Perhaps the biggest blunder of all: The Xerox brass not ‘getting’ what Xerox Parc had created.  Xerox Parc, for those who do not know, created the graphical user interface and perfected the mouse (which was invented by Douglas Englebart at the Augmentation Research Center at Stanford in 1967.) The Parc group presented the GUI based Alto computer, the brass had no idea what it was or what to do with it. It was, eventually, marketed as the Xerox Star, it was a failure for the company as it sold about 25,000 units.

While Xerox failed to capitalize on the GUI, a small company named Digital Research failed to capitalize on IBM and their new personal computer. The story goes something like this: Gary Kildall, the CEO of the company, was out flying when the IBM’ers stopped by. Kildall’s wife greeted tham and told them that Kildall was out but would be back shortly.  She spoke with Kildall who instructed her to proceed with negotiations. When the IBM’ers demanded that she sign a non-disclosure agreement, she refused and they left.  This story has been disputed over the years, but, the bottom line is the DR’s reluctance opened the door for Microsoft to lock up the operating system business on the IBM and its clones.  Even better, Microsoft had sold IBM non-exclusive rights to an operating system that they did not own.

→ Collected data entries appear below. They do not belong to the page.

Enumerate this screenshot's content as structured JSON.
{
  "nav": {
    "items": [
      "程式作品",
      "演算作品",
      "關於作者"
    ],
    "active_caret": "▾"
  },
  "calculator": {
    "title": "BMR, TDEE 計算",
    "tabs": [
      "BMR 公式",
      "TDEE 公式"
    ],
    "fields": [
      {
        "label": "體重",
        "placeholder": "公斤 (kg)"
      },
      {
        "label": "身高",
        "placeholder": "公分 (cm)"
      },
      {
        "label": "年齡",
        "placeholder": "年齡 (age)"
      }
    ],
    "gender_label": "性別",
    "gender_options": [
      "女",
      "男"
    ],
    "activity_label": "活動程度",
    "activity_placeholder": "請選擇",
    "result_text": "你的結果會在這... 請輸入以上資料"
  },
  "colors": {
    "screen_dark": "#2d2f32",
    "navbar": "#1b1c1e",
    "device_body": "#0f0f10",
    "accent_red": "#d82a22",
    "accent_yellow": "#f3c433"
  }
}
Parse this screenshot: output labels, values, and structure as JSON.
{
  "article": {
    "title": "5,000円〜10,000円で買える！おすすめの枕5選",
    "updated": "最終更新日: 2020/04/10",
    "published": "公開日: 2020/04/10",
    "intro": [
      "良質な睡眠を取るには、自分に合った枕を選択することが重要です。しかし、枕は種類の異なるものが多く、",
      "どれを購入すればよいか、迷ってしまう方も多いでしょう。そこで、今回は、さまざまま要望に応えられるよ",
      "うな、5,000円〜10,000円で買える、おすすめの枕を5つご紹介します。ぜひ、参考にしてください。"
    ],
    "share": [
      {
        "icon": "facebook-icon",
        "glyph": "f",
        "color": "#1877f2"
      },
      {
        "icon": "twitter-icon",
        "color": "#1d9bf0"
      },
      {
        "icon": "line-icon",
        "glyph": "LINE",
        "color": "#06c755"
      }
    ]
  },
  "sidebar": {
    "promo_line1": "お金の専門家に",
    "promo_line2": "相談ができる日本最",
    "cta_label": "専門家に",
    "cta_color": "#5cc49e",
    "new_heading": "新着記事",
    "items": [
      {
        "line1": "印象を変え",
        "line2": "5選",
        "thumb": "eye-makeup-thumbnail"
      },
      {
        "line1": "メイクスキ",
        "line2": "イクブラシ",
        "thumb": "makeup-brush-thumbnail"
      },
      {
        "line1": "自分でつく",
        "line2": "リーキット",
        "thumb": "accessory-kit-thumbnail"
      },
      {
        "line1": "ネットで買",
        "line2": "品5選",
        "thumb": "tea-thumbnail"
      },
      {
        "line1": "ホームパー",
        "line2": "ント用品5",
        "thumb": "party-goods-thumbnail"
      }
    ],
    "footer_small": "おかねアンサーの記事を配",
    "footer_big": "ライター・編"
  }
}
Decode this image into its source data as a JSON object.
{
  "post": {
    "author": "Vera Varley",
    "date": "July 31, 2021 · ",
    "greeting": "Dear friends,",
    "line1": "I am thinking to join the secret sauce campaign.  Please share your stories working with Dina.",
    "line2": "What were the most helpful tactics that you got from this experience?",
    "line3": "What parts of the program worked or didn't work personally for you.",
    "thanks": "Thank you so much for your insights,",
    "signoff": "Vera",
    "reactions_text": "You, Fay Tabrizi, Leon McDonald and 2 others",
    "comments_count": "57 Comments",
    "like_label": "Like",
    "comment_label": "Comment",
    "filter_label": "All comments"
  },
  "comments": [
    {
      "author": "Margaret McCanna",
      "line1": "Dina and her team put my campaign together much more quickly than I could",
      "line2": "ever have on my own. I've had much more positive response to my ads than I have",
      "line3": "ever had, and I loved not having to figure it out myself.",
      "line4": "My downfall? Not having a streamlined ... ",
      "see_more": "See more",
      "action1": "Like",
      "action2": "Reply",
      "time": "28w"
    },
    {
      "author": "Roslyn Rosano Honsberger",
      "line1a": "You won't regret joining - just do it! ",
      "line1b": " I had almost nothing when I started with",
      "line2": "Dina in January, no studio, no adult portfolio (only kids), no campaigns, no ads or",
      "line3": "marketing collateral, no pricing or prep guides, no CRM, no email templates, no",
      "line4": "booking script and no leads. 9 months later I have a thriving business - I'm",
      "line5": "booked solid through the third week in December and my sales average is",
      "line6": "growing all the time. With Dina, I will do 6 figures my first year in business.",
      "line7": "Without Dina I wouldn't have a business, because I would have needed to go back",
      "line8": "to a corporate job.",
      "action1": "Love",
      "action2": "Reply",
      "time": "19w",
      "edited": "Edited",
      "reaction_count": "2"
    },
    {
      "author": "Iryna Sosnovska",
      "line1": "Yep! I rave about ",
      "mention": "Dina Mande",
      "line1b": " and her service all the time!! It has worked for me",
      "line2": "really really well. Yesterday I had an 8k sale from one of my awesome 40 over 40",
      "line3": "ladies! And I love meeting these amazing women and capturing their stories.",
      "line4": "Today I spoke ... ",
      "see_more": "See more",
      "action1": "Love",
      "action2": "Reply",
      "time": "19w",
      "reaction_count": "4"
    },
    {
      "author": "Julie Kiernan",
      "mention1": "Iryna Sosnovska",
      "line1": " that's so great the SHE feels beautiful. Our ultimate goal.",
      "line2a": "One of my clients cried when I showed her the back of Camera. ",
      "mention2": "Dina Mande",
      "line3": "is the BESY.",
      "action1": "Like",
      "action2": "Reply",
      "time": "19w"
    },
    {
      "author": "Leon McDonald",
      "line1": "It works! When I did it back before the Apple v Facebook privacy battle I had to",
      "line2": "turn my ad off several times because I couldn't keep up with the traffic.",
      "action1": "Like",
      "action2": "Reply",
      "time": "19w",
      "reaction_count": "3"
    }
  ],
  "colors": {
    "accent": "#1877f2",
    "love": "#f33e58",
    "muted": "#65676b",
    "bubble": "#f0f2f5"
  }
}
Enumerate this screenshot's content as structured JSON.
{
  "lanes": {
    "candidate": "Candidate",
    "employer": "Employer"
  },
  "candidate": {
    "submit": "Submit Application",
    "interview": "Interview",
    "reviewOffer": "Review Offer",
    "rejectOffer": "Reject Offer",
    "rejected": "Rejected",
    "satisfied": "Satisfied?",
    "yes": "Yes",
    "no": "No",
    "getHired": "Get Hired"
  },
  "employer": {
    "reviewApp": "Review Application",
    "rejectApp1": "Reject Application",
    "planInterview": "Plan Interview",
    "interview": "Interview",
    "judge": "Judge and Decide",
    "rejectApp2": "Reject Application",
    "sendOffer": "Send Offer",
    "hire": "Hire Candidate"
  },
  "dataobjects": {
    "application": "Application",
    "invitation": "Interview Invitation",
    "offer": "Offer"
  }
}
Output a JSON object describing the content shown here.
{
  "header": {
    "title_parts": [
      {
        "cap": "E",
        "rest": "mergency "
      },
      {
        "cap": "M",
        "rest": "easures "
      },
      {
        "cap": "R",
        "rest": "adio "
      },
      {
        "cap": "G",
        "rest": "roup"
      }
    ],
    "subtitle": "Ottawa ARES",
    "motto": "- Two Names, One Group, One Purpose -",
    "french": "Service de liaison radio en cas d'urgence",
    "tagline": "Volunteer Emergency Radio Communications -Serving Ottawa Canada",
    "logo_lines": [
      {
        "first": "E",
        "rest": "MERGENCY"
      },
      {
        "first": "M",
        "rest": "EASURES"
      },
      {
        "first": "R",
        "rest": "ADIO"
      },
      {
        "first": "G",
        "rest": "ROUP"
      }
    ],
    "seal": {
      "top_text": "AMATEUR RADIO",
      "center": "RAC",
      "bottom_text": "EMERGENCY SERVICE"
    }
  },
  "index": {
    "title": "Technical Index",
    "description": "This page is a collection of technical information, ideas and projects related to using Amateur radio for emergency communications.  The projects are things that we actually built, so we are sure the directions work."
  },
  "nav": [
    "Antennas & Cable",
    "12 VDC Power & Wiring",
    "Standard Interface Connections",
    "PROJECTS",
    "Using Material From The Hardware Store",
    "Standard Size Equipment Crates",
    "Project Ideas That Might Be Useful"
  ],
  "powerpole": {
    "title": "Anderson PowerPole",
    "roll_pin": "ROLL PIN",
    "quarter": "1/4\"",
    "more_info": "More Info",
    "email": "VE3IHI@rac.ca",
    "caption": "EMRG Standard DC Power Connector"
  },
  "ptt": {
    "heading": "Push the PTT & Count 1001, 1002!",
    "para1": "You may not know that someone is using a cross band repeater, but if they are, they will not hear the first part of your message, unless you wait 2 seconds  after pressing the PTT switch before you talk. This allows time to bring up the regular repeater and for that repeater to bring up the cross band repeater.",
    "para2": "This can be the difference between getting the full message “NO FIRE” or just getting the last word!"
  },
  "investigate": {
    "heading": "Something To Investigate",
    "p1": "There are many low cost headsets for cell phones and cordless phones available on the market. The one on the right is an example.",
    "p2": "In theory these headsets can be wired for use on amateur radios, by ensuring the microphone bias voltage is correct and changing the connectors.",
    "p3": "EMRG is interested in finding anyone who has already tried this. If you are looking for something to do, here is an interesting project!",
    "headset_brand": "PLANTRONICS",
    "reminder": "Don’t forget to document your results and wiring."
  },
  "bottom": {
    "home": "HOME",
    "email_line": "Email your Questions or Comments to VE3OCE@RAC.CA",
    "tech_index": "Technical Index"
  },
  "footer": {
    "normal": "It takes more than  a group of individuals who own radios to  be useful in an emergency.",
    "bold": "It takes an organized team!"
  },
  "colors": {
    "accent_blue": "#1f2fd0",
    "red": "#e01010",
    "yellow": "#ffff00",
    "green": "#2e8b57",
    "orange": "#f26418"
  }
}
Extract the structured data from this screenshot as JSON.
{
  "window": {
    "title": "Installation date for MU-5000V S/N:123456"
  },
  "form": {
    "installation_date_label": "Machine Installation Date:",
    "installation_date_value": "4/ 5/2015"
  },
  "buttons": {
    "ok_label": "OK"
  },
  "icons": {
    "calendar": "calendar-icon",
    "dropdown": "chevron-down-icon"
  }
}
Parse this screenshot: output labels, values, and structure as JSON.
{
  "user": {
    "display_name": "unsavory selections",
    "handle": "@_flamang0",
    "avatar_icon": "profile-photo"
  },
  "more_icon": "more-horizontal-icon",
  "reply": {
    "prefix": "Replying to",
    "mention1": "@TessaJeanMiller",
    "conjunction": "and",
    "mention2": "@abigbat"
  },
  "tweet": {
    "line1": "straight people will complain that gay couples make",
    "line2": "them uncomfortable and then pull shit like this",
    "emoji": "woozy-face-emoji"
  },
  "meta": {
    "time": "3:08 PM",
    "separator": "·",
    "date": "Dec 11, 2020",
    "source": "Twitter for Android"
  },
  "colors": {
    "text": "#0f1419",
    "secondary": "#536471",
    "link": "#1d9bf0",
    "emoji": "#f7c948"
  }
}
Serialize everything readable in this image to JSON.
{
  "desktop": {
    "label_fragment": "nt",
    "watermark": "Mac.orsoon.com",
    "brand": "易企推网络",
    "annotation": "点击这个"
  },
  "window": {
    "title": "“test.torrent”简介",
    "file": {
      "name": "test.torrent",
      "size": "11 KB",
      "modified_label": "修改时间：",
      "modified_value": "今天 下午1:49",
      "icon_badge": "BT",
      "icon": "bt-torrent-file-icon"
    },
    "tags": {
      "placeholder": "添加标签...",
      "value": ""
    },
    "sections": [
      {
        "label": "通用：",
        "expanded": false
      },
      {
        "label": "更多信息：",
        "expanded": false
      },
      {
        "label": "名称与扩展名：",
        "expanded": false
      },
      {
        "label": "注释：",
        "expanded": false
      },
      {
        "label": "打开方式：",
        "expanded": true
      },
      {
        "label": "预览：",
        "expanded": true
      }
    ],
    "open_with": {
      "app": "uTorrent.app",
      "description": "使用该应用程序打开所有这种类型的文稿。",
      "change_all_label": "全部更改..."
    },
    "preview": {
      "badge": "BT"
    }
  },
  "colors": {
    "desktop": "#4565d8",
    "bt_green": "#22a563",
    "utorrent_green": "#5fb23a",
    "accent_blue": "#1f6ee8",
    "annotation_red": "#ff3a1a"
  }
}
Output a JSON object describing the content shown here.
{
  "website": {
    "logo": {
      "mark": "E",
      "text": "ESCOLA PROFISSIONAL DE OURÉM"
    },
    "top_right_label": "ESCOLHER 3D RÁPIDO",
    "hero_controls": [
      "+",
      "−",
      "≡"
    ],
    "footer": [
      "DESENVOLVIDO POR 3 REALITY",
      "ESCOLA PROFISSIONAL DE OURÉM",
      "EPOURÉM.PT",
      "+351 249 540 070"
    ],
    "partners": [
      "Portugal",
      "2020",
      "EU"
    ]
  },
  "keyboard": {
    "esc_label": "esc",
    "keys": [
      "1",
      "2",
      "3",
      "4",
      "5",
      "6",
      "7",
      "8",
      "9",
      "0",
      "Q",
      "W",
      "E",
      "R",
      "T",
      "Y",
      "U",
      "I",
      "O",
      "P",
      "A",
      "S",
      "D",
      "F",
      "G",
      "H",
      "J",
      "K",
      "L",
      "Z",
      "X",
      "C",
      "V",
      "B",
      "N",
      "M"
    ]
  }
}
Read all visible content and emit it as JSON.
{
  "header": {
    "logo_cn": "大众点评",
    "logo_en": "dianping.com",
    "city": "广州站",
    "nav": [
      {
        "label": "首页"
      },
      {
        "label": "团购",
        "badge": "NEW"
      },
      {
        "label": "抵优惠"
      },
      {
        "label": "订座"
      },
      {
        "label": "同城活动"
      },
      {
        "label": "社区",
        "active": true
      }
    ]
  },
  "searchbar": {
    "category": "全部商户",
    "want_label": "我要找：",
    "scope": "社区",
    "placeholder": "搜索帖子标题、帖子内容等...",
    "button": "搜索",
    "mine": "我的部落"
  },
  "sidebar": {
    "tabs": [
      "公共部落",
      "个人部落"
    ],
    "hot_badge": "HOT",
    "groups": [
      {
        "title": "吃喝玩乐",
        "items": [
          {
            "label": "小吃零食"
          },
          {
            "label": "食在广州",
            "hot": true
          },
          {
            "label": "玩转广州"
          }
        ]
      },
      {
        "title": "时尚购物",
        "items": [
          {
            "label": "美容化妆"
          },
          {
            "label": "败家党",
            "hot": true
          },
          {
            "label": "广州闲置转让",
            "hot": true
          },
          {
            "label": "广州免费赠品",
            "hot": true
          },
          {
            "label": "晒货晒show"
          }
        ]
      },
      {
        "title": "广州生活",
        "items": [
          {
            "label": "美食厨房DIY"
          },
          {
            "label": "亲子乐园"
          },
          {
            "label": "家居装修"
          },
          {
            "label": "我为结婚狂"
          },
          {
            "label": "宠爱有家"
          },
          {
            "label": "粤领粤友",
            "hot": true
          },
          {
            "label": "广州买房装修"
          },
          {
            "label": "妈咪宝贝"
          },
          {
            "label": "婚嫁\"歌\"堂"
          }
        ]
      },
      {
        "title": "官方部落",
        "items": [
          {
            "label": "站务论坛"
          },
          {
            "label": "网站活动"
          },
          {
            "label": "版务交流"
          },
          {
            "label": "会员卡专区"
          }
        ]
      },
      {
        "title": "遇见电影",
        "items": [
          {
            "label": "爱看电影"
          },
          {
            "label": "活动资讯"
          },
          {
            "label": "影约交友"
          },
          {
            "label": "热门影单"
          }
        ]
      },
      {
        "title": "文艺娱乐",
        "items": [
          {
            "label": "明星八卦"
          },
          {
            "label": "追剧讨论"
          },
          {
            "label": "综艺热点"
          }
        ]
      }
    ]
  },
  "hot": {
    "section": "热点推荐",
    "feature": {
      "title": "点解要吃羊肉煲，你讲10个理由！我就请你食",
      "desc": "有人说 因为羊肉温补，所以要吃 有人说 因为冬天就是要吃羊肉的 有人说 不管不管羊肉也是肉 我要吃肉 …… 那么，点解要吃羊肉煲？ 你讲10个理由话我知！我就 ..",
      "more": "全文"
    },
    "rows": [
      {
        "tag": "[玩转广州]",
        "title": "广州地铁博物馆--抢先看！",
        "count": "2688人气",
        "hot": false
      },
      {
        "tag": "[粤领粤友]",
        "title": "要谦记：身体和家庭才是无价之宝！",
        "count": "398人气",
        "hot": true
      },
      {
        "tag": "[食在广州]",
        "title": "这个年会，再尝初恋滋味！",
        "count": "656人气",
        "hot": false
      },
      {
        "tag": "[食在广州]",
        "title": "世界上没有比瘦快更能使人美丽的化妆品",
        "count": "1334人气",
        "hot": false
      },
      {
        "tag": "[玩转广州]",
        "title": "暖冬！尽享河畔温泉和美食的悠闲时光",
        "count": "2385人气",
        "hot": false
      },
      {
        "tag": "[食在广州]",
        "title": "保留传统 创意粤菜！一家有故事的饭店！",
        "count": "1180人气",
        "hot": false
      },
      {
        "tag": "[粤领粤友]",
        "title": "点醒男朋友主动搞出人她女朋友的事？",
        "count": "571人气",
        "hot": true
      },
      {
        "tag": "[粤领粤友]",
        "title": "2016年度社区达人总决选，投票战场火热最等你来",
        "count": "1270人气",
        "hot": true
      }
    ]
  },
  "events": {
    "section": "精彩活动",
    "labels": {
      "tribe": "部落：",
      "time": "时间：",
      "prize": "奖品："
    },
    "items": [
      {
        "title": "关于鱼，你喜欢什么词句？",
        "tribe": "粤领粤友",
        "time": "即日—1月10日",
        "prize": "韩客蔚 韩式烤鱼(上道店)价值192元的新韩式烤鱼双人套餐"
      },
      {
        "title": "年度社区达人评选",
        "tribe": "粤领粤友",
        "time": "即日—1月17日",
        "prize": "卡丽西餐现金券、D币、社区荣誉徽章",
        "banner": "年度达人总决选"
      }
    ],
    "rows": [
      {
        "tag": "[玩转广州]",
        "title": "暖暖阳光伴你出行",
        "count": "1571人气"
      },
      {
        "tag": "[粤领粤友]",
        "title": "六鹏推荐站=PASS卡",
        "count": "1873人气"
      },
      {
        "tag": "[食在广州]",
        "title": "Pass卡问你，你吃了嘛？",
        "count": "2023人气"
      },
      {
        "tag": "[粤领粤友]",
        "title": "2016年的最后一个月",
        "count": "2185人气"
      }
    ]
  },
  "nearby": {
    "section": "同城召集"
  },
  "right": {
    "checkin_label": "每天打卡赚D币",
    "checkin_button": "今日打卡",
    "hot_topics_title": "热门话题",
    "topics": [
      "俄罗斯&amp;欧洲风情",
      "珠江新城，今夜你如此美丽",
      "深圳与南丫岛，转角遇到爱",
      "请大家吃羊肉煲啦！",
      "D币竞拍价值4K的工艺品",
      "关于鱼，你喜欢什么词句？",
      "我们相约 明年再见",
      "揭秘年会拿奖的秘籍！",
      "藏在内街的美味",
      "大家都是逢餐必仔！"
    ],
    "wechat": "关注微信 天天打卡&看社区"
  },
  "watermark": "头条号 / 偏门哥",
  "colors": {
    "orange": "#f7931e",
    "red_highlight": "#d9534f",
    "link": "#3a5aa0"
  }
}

Which, leads to another HUGE blunder…Tim Paterson of Seattle Computer wrote the initial version of MS-DOS. He bought a manual for CP\M and patterned his DOS after that.  When Microsoft promised an operating system to IBM, Paul Allen went to Paterson and offered fifty thousand dollars to buy his DOS.  Paterson accepted. Now, to be fair to him, Seattle Computer was a tiny company and fifty thousand dollars probably seemed like a lot for his unpolished little operating system, so you cannot fault him but so much. Still, in hindsight, this was a pretty big mistake.

Next, we have Apple.  They made mistake after mistake in the early years and a few very recently. Perhaps the biggest mistake that Apple made was not bringing Steve Jobs back sooner than they did. This was a company on the verge of imploding (which, oddly enough, is why they fired Jobs in the first place) when they finally brought him back. However, along the way, they: continued manufacturing the Apple II for far too long; failed to keep up with advancing technology; failed to modernize Mac OS; went through too many CEO’s; had a product line that was too big and too broad. When Jobs returned, he did turn the company around, but made some blunders on his own. Perhaps his biggest mistake was canning the Newton.  By the time Jobs took over, the Newton was beginning to make a mark in the PDA world. It was facing huge competition by the cheaper, smaller and easier to use Palm Pilot and was not part of the Mac product line so, after waffling a bit, Jobs shut it down. He also killed the Mac clone business. Now, some would argue that this was not a blunder, but, I contend it was.  Had the clone market been allowed to continue, Mac OS COULD have become a much more entrenched operating system and Mac hardware might have given the PC world a real run for the money.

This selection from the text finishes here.